BPS Bali tegaskan data Sensus Ekonomi bukan buat pengaruhi pajak
Badan Pusat Statistik (BPS) Bali menegaskan kepada masyarakat bahwa data Sensus Ekonomi (SE) 2026 yang sedang dikumpulkan petugas bukan untuk mempengaruhi ...
(Antara) 24/06/26 16:12 258642
Kami memahami adanya kekhawatiran di masyarakat terkait pelaksanaan Sensus Ekonomi 2026
Denpasar (ANTARA) - Badan Pusat Statistik (BPS) Bali menegaskan kepada masyarakat bahwa data Sensus Ekonomi (SE) 2026 yang sedang dikumpulkan petugas bukan untuk mempengaruhi pajak.
“Kami memahami adanya kekhawatiran di masyarakat terkait pelaksanaan Sensus Ekonomi 2026, namun perlu kami tegaskan bahwa tujuan SE bukan untuk penetapan maupun pengawasan pajak,” kata Kepala BPS Bali Agus Gede Hendrayana Hermawan di Denpasar, Rabu.

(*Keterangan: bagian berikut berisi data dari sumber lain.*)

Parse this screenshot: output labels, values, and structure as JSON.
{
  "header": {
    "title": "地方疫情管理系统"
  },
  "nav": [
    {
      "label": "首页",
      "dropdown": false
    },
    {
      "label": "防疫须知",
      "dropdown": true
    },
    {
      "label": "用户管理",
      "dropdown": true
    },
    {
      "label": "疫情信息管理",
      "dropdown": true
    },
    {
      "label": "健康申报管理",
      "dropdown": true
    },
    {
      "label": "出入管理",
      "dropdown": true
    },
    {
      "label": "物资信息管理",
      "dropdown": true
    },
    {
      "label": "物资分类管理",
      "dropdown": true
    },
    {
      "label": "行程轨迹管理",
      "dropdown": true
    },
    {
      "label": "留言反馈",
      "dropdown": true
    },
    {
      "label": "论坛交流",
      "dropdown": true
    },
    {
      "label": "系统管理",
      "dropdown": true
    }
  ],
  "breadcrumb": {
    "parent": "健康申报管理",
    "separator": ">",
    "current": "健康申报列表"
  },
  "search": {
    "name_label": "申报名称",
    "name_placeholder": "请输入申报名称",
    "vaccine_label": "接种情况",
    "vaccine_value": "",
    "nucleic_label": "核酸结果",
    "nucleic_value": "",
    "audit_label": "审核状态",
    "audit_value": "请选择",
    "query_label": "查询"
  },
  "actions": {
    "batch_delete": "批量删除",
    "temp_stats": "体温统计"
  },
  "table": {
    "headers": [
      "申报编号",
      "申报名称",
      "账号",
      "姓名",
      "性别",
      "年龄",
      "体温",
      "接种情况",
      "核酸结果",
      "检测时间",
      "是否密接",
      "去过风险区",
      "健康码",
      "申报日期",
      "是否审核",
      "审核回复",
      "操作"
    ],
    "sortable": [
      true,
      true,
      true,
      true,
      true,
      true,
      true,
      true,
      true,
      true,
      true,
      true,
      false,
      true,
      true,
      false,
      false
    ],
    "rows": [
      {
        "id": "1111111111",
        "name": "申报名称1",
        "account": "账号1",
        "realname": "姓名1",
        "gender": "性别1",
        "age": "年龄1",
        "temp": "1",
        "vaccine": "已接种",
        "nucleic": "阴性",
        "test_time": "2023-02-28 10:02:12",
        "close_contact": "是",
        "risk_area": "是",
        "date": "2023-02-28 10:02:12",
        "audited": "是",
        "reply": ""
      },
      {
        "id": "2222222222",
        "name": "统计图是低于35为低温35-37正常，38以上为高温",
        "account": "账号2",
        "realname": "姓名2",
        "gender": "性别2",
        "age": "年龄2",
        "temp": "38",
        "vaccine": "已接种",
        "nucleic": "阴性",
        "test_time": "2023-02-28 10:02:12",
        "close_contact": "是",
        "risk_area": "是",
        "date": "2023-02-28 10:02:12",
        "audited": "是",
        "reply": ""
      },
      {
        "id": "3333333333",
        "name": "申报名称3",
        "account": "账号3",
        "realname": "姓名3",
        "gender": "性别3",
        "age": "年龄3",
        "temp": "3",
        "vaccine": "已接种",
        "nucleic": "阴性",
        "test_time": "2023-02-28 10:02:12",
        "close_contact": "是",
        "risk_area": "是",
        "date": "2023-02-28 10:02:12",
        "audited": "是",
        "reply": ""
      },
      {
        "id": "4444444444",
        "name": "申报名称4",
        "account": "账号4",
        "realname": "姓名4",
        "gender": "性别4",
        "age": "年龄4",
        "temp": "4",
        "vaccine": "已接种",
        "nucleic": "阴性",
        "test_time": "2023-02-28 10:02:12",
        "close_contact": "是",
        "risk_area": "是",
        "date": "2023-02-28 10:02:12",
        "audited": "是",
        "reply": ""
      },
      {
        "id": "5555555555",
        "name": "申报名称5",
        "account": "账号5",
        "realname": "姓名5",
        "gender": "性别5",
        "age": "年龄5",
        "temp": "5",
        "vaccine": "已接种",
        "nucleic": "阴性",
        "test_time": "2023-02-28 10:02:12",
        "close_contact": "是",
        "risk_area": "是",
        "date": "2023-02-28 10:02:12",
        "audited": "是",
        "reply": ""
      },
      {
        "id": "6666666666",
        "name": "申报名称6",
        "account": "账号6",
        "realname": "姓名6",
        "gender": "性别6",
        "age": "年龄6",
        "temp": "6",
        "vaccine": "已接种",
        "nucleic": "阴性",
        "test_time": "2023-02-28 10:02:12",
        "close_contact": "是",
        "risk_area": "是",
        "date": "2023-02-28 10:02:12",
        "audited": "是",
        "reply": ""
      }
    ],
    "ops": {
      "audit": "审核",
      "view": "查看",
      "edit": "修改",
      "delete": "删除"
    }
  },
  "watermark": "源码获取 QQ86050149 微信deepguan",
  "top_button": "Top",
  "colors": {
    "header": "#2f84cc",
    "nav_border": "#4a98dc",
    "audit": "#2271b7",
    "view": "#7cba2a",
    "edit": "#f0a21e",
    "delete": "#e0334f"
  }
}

Hal ini disampaikan Agus Gede merespons banyaknya kekhawatiran masyarakat di media sosial bahwa pemerintah mengintip ekonomi masyarakat melalui data yang dikumpulkan SE 2026, untuk kemudian menaikkan pajak karena usaha mereka dinilai cukup baik hari ini.
Padahal, menurut dia data yang dikumpulkan oleh BPS Bali digunakan hanya semata-mata untuk kepentingan statistik dan perencanaan pembangunan.
Apalagi Sensus Ekonomi 2026 bukanlah kegiatan yang pertama kali dilaksanakan, melainkan sudah kelima kalinya setiap 10 tahun sekali sejak 1986.
Praktiknya juga sama dengan sensus ekonomi di negara-negara dunia, sehingga BPS Bali meminta masyarakat tak perlu khawatir.
“Sensus Ekonomi 2026 merupakan pendataan menyeluruh semua sektor dan skala usaha tanpa terkecuali, data yang dihasilkan menjadi fondasi penting dalam memahami struktur perekonomian, memantau perkembangan dunia usaha, serta mendukung penyusunan kebijakan pembangunan yang berbasis data,” ujarnya.
Alih-alih mempengaruhi pajak yang ditagih negara, jawaban yang diberikan masyarakat justru akan digunakan pemerintah untuk memotret gambaran yang lebih lengkap mengenai jumlah, karakteristik, persebaran, dan struktur usaha di setiap wilayah.
Dengan data itu, pemerintah dapat menyusun berbagai indikator ekonomi, termasuk Produk Domestik Regional Bruto (PDRB), yang digunakan untuk mengukur kinerja dan pertumbuhan ekonomi daerah.
“Semakin lengkap dan akurat data usaha yang diperoleh melalui Sensus Ekonomi, semakin baik pula kualitas statistik ekonomi yang dihasilkan, termasuk PDRB, dengan demikian, pemerintah daerah dapat menyusun kebijakan pembangunan yang lebih tepat sasaran, mengidentifikasi sektor unggulan, mendorong investasi, menciptakan lapangan kerja, serta meningkatkan kesejahteraan masyarakat,” katanya.
Bagi masyarakat pelaku usaha, hasil pengolahan dari sensus ini juga diyakini bisa digunakan untuk memperkuat perencanaan usaha, memahami struktur dan potensi pasar, serta mengidentifikasi peluang pengembangan usaha.
“Dengan demikian, Sensus Ekonomi tidak hanya menjadi alat perencanaan pembangunan, tetapi juga mendukung pertumbuhan dan daya saing dunia usaha khususnya di Bali,” ucap Agus Gede.
Di luar itu, BPS Bali memastikan kerahasiaan data yang diberikan masyarakat ke petugas sensus, sebab perlindungan data responden dijamin
oleh dua lapis regulasi, yaitu Undang-Undang Nomor 16 Tahun 1997 dan Undang-Undang Nomor 27 Tahun 2022.
“Oleh karena itu, kami mengajak seluruh masyarakat dan pelaku usaha di Bali berpartisipasi dalam Sensus Ekonomi 2026 melalui terima petugas sensus, isi data dengan benar, dan rahasia data terjaga, sebagai upaya bersama mewujudkan data ekonomi yang akurat dan berkualitas,” kata dia.